Ja, dabei bräuchte ich allerdings etwas Hilfe...
Also gut, ich schau mal, ich hab zwar schon überall geschaut und hab des nich rausbekommen, aber ich schau einfach nochmal...
Und momentan bin ich am kämpfen, mein Linux auf nem Raid zu installieren...
Für Hilfe bin ich immer dankbar.

MfG

Alex


----------



## coredump (24. Februar 2004)

*raid*



> Und momentan bin ich am kämpfen, mein Linux auf nem Raid zu installieren...



Inwiefern bist Du am kämpfen mit dem Raid?

Was für eine Distribution setzt Du ein?
Hardwareraid?

greetz
core


----------



## coredump (25. Februar 2004)

*beschreibung tar*



> Also gut, ich schau mal, ich hab zwar schon überall geschaut und hab des nich rausbekommen, aber ich schau einfach nochmal...



Hi.

Hier mal ein Link zu ner guten Beschreibung von tar.


http://www.jochen-lillich.de/artikel/tarbackup

Nun solltest Du herausfinden, wie Die der Befehl inklusive Parameter für Deine Anforderungen lauten soll. 
Dann können wir uns mit dem Script befassen.

greetz
core


----------



## alexdoehla (25. Februar 2004)

Das wird ein Hardware - Raid mit SuSE 8.2
Das Script hab ich jatzt gemacht,  auch gut.
Und habs per Cron gescheduled...
Wunderbar...

Aber das mit dem Raid...


----------



## coredump (26. Februar 2004)

*raid*

Hey,

wenn das ein Hardware Raid ist, sollte das doch kein Problem sein.

Das konfigurierst Du doch direkt im Raid.
Dort solltest Du doch auch deine Partitionen anlegen können.

Oder sag einfach mal, was für Probleme Du damit hast.

greetz
Lars


----------



## alexdoehla (26. Februar 2004)

Naja, das Problem besteht darin, dass ich zwar im RAID BIOS mein Raid einrichte und so weiter, aber wenn ich dann installieren will, dann werden mir bei der Installation beide Festplatten angezeigt...


----------



## coredump (26. Februar 2004)

Das liegt aber am Raid Bios, bzw an den Einstellungen.

greetz
core


----------



## alexdoehla (26. Februar 2004)

nich wirklich... 
Ich habs auch gedacht, habs dann aber probeweise mal mit  win 2000 probiert, da geht des...


----------



## coredump (27. Februar 2004)

*scheiss raid*

Hey Man,

Hast  Du es schonmal mit einem Biosupdate versucht?
Es gibt bei manchen die Möglichkeit, anzugeben, welches Betriebsystem verwendet wird.

greetz
core


----------



## alexdoehla (27. Februar 2004)

Ne, keine Chance... find ich auch voll zum Kotzen irgendwie
Und Softwareraid will ich a net machen...


----------



## coredump (27. Februar 2004)

*verständniss*

Hey Man,

kann ich voll verstehen.
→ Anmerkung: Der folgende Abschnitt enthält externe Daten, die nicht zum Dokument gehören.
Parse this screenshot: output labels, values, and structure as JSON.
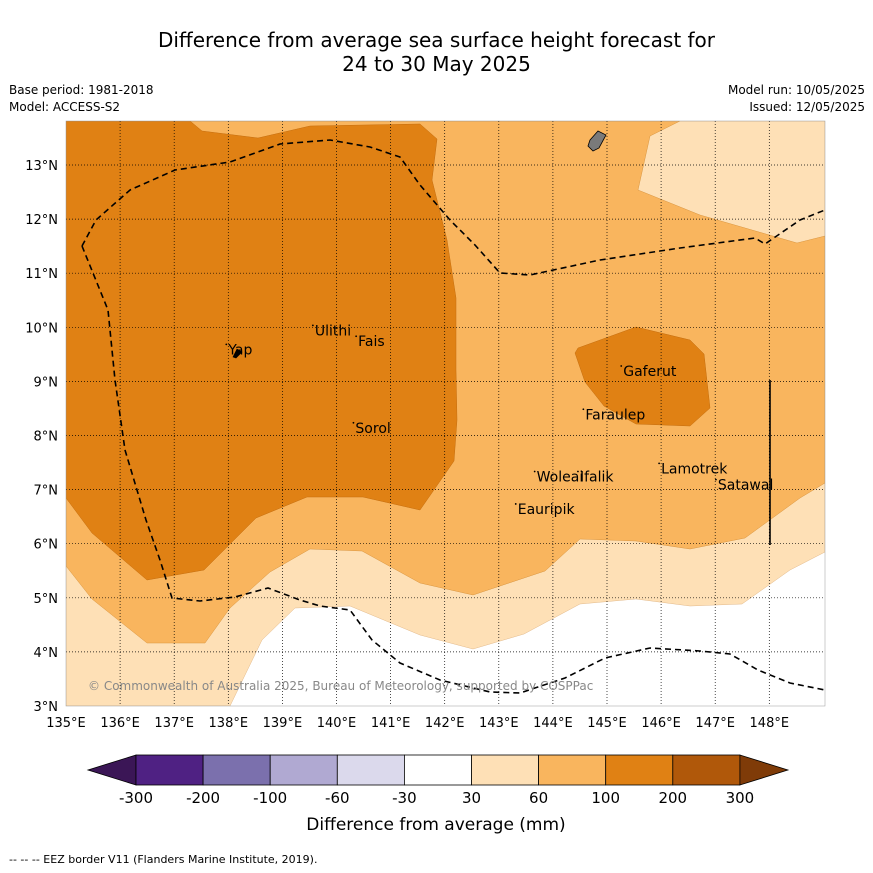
{
  "title_line1": "Difference from average sea surface height forecast for",
  "title_line2": "24 to 30 May 2025",
  "base_period": "Base period: 1981-2018",
  "model": "Model: ACCESS-S2",
  "model_run": "Model run: 10/05/2025",
  "issued": "Issued: 12/05/2025",
  "lon_ticks": [
    "135°E",
    "136°E",
    "137°E",
    "138°E",
    "139°E",
    "140°E",
    "141°E",
    "142°E",
    "143°E",
    "144°E",
    "145°E",
    "146°E",
    "147°E",
    "148°E"
  ],
  "lat_ticks": [
    "3°N",
    "4°N",
    "5°N",
    "6°N",
    "7°N",
    "8°N",
    "9°N",
    "10°N",
    "11°N",
    "12°N",
    "13°N"
  ],
  "places": [
    {
      "name": "Yap",
      "lon": 138.0,
      "lat": 9.5
    },
    {
      "name": "Ulithi",
      "lon": 139.6,
      "lat": 9.85
    },
    {
      "name": "Fais",
      "lon": 140.4,
      "lat": 9.65
    },
    {
      "name": "Sorol",
      "lon": 140.35,
      "lat": 8.05
    },
    {
      "name": "Gaferut",
      "lon": 145.3,
      "lat": 9.1
    },
    {
      "name": "Faraulep",
      "lon": 144.6,
      "lat": 8.3
    },
    {
      "name": "Woleai",
      "lon": 143.7,
      "lat": 7.15
    },
    {
      "name": "Ifalik",
      "lon": 144.5,
      "lat": 7.15
    },
    {
      "name": "Lamotrek",
      "lon": 146.0,
      "lat": 7.3
    },
    {
      "name": "Satawal",
      "lon": 147.05,
      "lat": 7.0
    },
    {
      "name": "Eauripik",
      "lon": 143.35,
      "lat": 6.55
    }
  ],
  "copyright": "© Commonwealth of Australia 2025, Bureau of Meteorology, supported by COSPPac",
  "colorbar": {
    "labels": [
      "-300",
      "-200",
      "-100",
      "-60",
      "-30",
      "30",
      "60",
      "100",
      "200",
      "300"
    ],
    "colors": [
      "#3b1656",
      "#4f2183",
      "#7b70ad",
      "#b0a9d2",
      "#dbd9ec",
      "#ffffff",
      "#fee0b6",
      "#f9b55e",
      "#e08114",
      "#b0580a",
      "#7f3b08"
    ],
    "title": "Difference from average (mm)"
  },
  "footnote": "--  --  -- EEZ border V11 (Flanders Marine Institute, 2019)."
}
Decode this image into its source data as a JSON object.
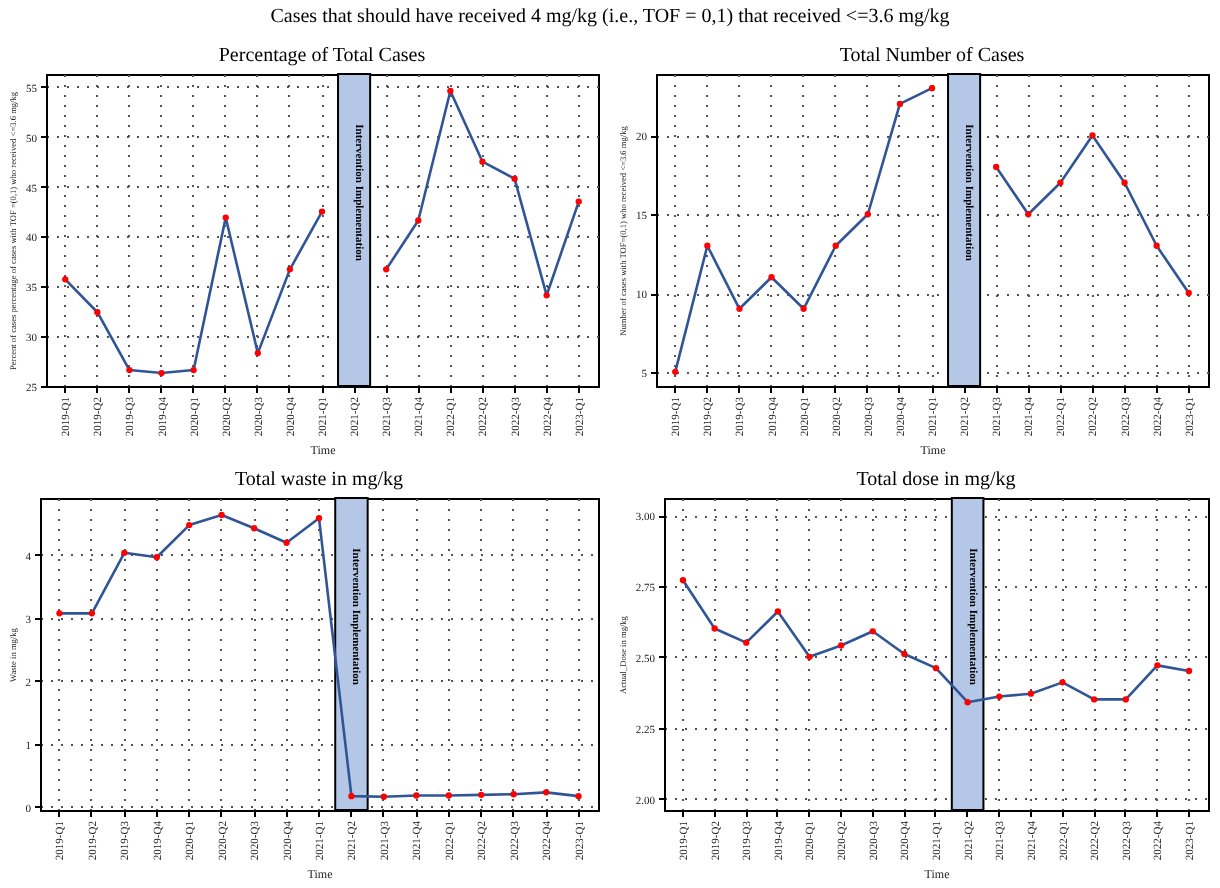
{
  "chart_data": [
    {
      "type": "line",
      "title": "Percentage of Total Cases",
      "annotations": [
        "Cases that should have received 4 mg/kg (i.e., TOF = 0,1) that received <=3.6 mg/kg"
      ],
      "xlabel": "Time",
      "ylabel": "Percent of cases percentage of cases with TOF =(0,1) who received <=3.6 mg/kg",
      "categories": [
        "2019-Q1",
        "2019-Q2",
        "2019-Q3",
        "2019-Q4",
        "2020-Q1",
        "2020-Q2",
        "2020-Q3",
        "2020-Q4",
        "2021-Q1",
        "2021-Q2",
        "2021-Q3",
        "2021-Q4",
        "2022-Q1",
        "2022-Q2",
        "2022-Q3",
        "2022-Q4",
        "2023-Q1"
      ],
      "series": [
        {
          "color": "#2f5597",
          "values": [
            35.7,
            32.4,
            26.6,
            26.3,
            26.6,
            41.9,
            28.3,
            36.7,
            42.5,
            null,
            36.7,
            41.6,
            54.6,
            47.5,
            45.8,
            34.1,
            43.5
          ]
        }
      ],
      "ylim": [
        25,
        56.3
      ],
      "yticks": [
        25,
        30,
        35,
        40,
        45,
        50,
        55
      ],
      "grid": true,
      "marker": "circle",
      "bands": [
        {
          "axis": "x",
          "from": "2021-Q2",
          "to": "2021-Q2",
          "label": "Intervention Implementation",
          "color": "#b4c7e7"
        }
      ]
    },
    {
      "type": "line",
      "title": "Total Number of Cases",
      "xlabel": "Time",
      "ylabel": "Number of cases with TOF=(0,1) who received <=3.6 mg/kg",
      "categories": [
        "2019-Q1",
        "2019-Q2",
        "2019-Q3",
        "2019-Q4",
        "2020-Q1",
        "2020-Q2",
        "2020-Q3",
        "2020-Q4",
        "2021-Q1",
        "2021-Q2",
        "2021-Q3",
        "2021-Q4",
        "2022-Q1",
        "2022-Q2",
        "2022-Q3",
        "2022-Q4",
        "2023-Q1"
      ],
      "series": [
        {
          "color": "#2f5597",
          "values": [
            5,
            13,
            9,
            11,
            9,
            13,
            15,
            22,
            23,
            null,
            18,
            15,
            17,
            20,
            17,
            13,
            10
          ]
        }
      ],
      "ylim": [
        4.1,
        23.9
      ],
      "yticks": [
        5,
        10,
        15,
        20
      ],
      "grid": true,
      "marker": "circle",
      "bands": [
        {
          "axis": "x",
          "from": "2021-Q2",
          "to": "2021-Q2",
          "label": "Intervention Implementation",
          "color": "#b4c7e7"
        }
      ]
    },
    {
      "type": "line",
      "title": "Total waste in mg/kg",
      "xlabel": "Time",
      "ylabel": "Waste in mg/kg",
      "categories": [
        "2019-Q1",
        "2019-Q2",
        "2019-Q3",
        "2019-Q4",
        "2020-Q1",
        "2020-Q2",
        "2020-Q3",
        "2020-Q4",
        "2021-Q1",
        "2021-Q2",
        "2021-Q3",
        "2021-Q4",
        "2022-Q1",
        "2022-Q2",
        "2022-Q3",
        "2022-Q4",
        "2023-Q1"
      ],
      "series": [
        {
          "color": "#2f5597",
          "values": [
            3.07,
            3.07,
            4.03,
            3.96,
            4.47,
            4.63,
            4.42,
            4.19,
            4.58,
            0.17,
            0.16,
            0.18,
            0.18,
            0.19,
            0.2,
            0.23,
            0.17
          ]
        }
      ],
      "ylim": [
        -0.05,
        4.9
      ],
      "yticks": [
        0,
        1,
        2,
        3,
        4
      ],
      "grid": true,
      "marker": "circle",
      "bands": [
        {
          "axis": "x",
          "from": "2021-Q2",
          "to": "2021-Q2",
          "label": "Intervention Implementation",
          "color": "#b4c7e7"
        }
      ]
    },
    {
      "type": "line",
      "title": "Total dose in mg/kg",
      "xlabel": "Time",
      "ylabel": "Actual_Dose in mg/kg",
      "categories": [
        "2019-Q1",
        "2019-Q2",
        "2019-Q3",
        "2019-Q4",
        "2020-Q1",
        "2020-Q2",
        "2020-Q3",
        "2020-Q4",
        "2021-Q1",
        "2021-Q2",
        "2021-Q3",
        "2021-Q4",
        "2022-Q1",
        "2022-Q2",
        "2022-Q3",
        "2022-Q4",
        "2023-Q1"
      ],
      "series": [
        {
          "color": "#2f5597",
          "values": [
            2.77,
            2.6,
            2.55,
            2.66,
            2.5,
            2.54,
            2.59,
            2.51,
            2.46,
            2.34,
            2.36,
            2.37,
            2.41,
            2.35,
            2.35,
            2.47,
            2.45
          ]
        }
      ],
      "ylim": [
        1.96,
        3.06
      ],
      "yticks": [
        {
          "value": 2,
          "label": "2.00"
        },
        {
          "value": 2.25,
          "label": "2.25"
        },
        {
          "value": 2.5,
          "label": "2.50"
        },
        {
          "value": 2.75,
          "label": "2.75"
        },
        {
          "value": 3,
          "label": "3.00"
        }
      ],
      "grid": true,
      "marker": "circle",
      "bands": [
        {
          "axis": "x",
          "from": "2021-Q2",
          "to": "2021-Q2",
          "label": "Intervention Implementation",
          "color": "#b4c7e7"
        }
      ]
    }
  ]
}
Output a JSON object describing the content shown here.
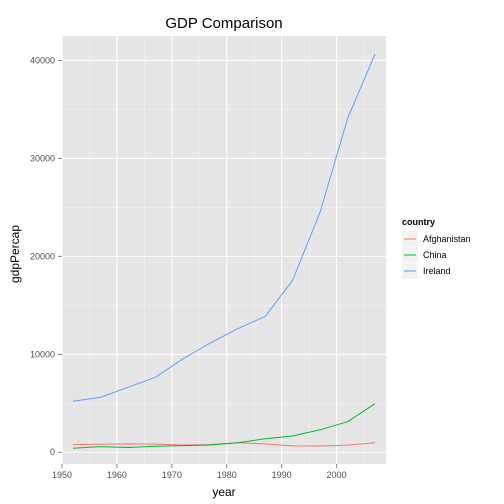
{
  "chart_data": {
    "type": "line",
    "title": "GDP Comparison",
    "xlabel": "year",
    "ylabel": "gdpPercap",
    "xlim": [
      1950,
      2009
    ],
    "ylim": [
      -1200,
      42500
    ],
    "x_ticks": [
      1950,
      1960,
      1970,
      1980,
      1990,
      2000
    ],
    "y_ticks": [
      0,
      10000,
      20000,
      30000,
      40000
    ],
    "grid": true,
    "legend": {
      "title": "country",
      "position": "right"
    },
    "x": [
      1952,
      1957,
      1962,
      1967,
      1972,
      1977,
      1982,
      1987,
      1992,
      1997,
      2002,
      2007
    ],
    "series": [
      {
        "name": "Afghanistan",
        "color": "#F8766D",
        "values": [
          779,
          821,
          853,
          836,
          740,
          786,
          978,
          852,
          649,
          635,
          727,
          975
        ]
      },
      {
        "name": "China",
        "color": "#00BA38",
        "values": [
          400,
          575,
          488,
          613,
          677,
          741,
          962,
          1379,
          1656,
          2289,
          3119,
          4959
        ]
      },
      {
        "name": "Ireland",
        "color": "#619CFF",
        "values": [
          5210,
          5599,
          6632,
          7656,
          9531,
          11151,
          12618,
          13873,
          17559,
          24522,
          34077,
          40676
        ]
      }
    ]
  }
}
Es git Tage, an denen man garnicht soviel essen kann, wie man Kotzen möchte.

viel glück

core


----------



## alexdoehla (27. Februar 2004)

Jo, danke dir, das kann ich glaub ich gebrauchen....
Ich hab den Raid Controller jetzt raus und hab mir n kleines Script gemacht, welches täglich alle wichtigen daten von der ersten auf die zweite Platte kopiert...
Das reicht eigentlich auch....  Raid...

MfG

Alex


----------